While all budget estimates are uncertain, there is substantially more disagreement among economists and experts about how policy changes affect the macroeconomy than about most other scoring issues. This helps explain why estimates from different CBO models of the long-run growth effects of a 10 percent tax cut differed by a factor of 15 – and ranged from positive to negative – when dynamic scoring was used.

But Keith Hennessey defends dynamic scoring:

We know that some policy changes can increase (or reduce) the size of the economy, and that to assume otherwise is wrong. The longstanding scoring process is biased against policies that would increase economic growth, and biased for policies that would shrink the economy. The size of the effect of large and broad-based reductions in tax rates is uncertain, but we’re pretty darn sure it’s not zero.
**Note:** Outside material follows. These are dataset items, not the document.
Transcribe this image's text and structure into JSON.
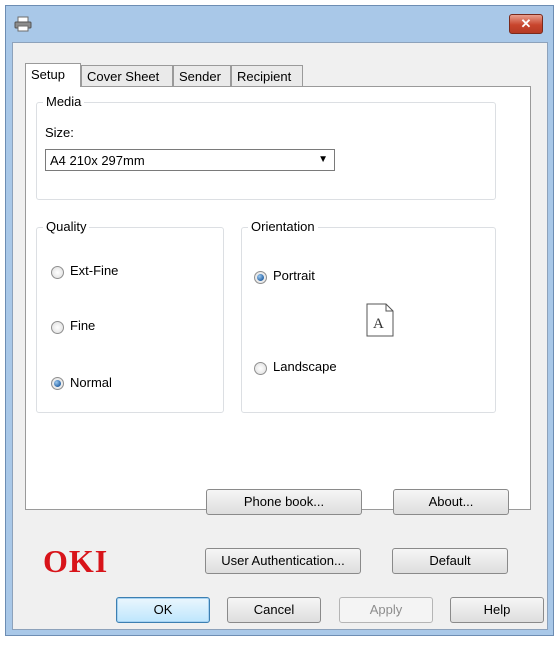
{
  "window": {
    "close_symbol": "✕",
    "title_icon": "printer-icon"
  },
  "tabs": [
    "Setup",
    "Cover Sheet",
    "Sender",
    "Recipient"
  ],
  "media": {
    "group_title": "Media",
    "size_label": "Size:",
    "size_value": "A4 210x 297mm"
  },
  "quality": {
    "group_title": "Quality",
    "options": [
      "Ext-Fine",
      "Fine",
      "Normal"
    ],
    "selected": "Normal"
  },
  "orientation": {
    "group_title": "Orientation",
    "options": [
      "Portrait",
      "Landscape"
    ],
    "selected": "Portrait",
    "preview_letter": "A"
  },
  "buttons": {
    "phone_book": "Phone book...",
    "about": "About...",
    "user_authentication": "User Authentication...",
    "default": "Default"
  },
  "logo": "OKI",
  "dialog_buttons": {
    "ok": "OK",
    "cancel": "Cancel",
    "apply": "Apply",
    "help": "Help"
  },
  "colors": {
    "logo": "#d8141a",
    "window_frame": "#a9c8e8",
    "close_button": "#c8452d"
  }
}
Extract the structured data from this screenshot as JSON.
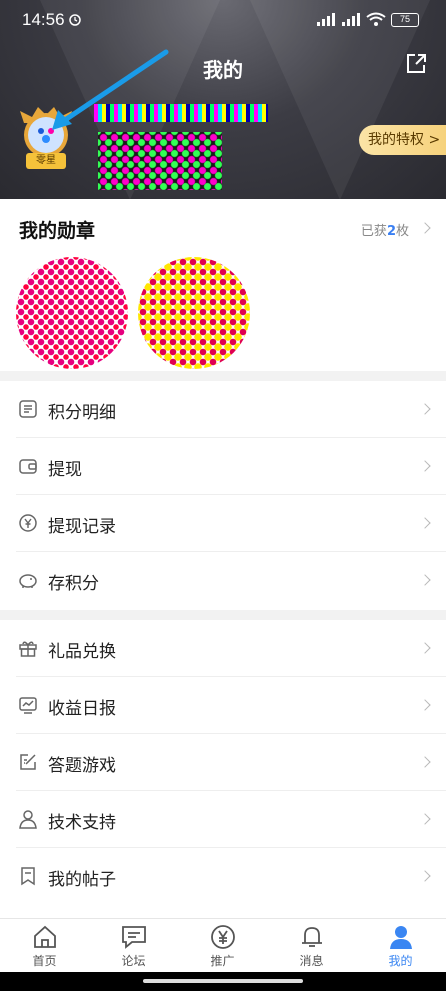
{
  "status_bar": {
    "time": "14:56",
    "battery": "75"
  },
  "header": {
    "title": "我的",
    "level_badge": "零星",
    "privilege_button": "我的特权 >"
  },
  "medals": {
    "title": "我的勋章",
    "count_prefix": "已获",
    "count_value": "2",
    "count_suffix": "枚"
  },
  "menu_group_1": [
    {
      "label": "积分明细",
      "icon": "list-icon"
    },
    {
      "label": "提现",
      "icon": "wallet-icon"
    },
    {
      "label": "提现记录",
      "icon": "yuan-circle-icon"
    },
    {
      "label": "存积分",
      "icon": "piggy-bank-icon"
    }
  ],
  "menu_group_2": [
    {
      "label": "礼品兑换",
      "icon": "gift-icon"
    },
    {
      "label": "收益日报",
      "icon": "chart-icon"
    },
    {
      "label": "答题游戏",
      "icon": "edit-icon"
    },
    {
      "label": "技术支持",
      "icon": "person-icon"
    },
    {
      "label": "我的帖子",
      "icon": "bookmark-icon"
    }
  ],
  "tabbar": [
    {
      "label": "首页",
      "icon": "home-icon"
    },
    {
      "label": "论坛",
      "icon": "chat-icon"
    },
    {
      "label": "推广",
      "icon": "yuan-icon"
    },
    {
      "label": "消息",
      "icon": "bell-icon"
    },
    {
      "label": "我的",
      "icon": "user-icon",
      "active": true
    }
  ],
  "colors": {
    "accent": "#3a86f2",
    "header_bg": "#3c3c44",
    "privilege_bg": "#f6d17a"
  }
}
Certain immigration reforms would increase domestic labor supply and increase economic growth. More accurate scoring would incorporate both types of effects.

Mark Thoma is unsure that the rule change will make a big difference:

How much of an impact would this change have? If the best evidence on this question is taken into account, not as much as Republicans hope. When previous tax cuts are examined econometrically, the impact on economic growth is hard to find. There does appear to be an effect according to some of the research (but not all), but the effect is relatively small — certainly not big enough to make a significant change in the budgetary impact.

So why are Democrats alarmed?

Some Democrats worry that CBO director Elmendorf will be replaced by someone willing to cherry pick the evidence on tax cuts to benefit Republican proposals and minimize benefits of the change to Democratic legislation. That would politicize an institution that has done its best to evaluate the budgetary impact of legislative proposals based upon solid evidence rather than politics and ideology and do great harm to an important part of the legislative process.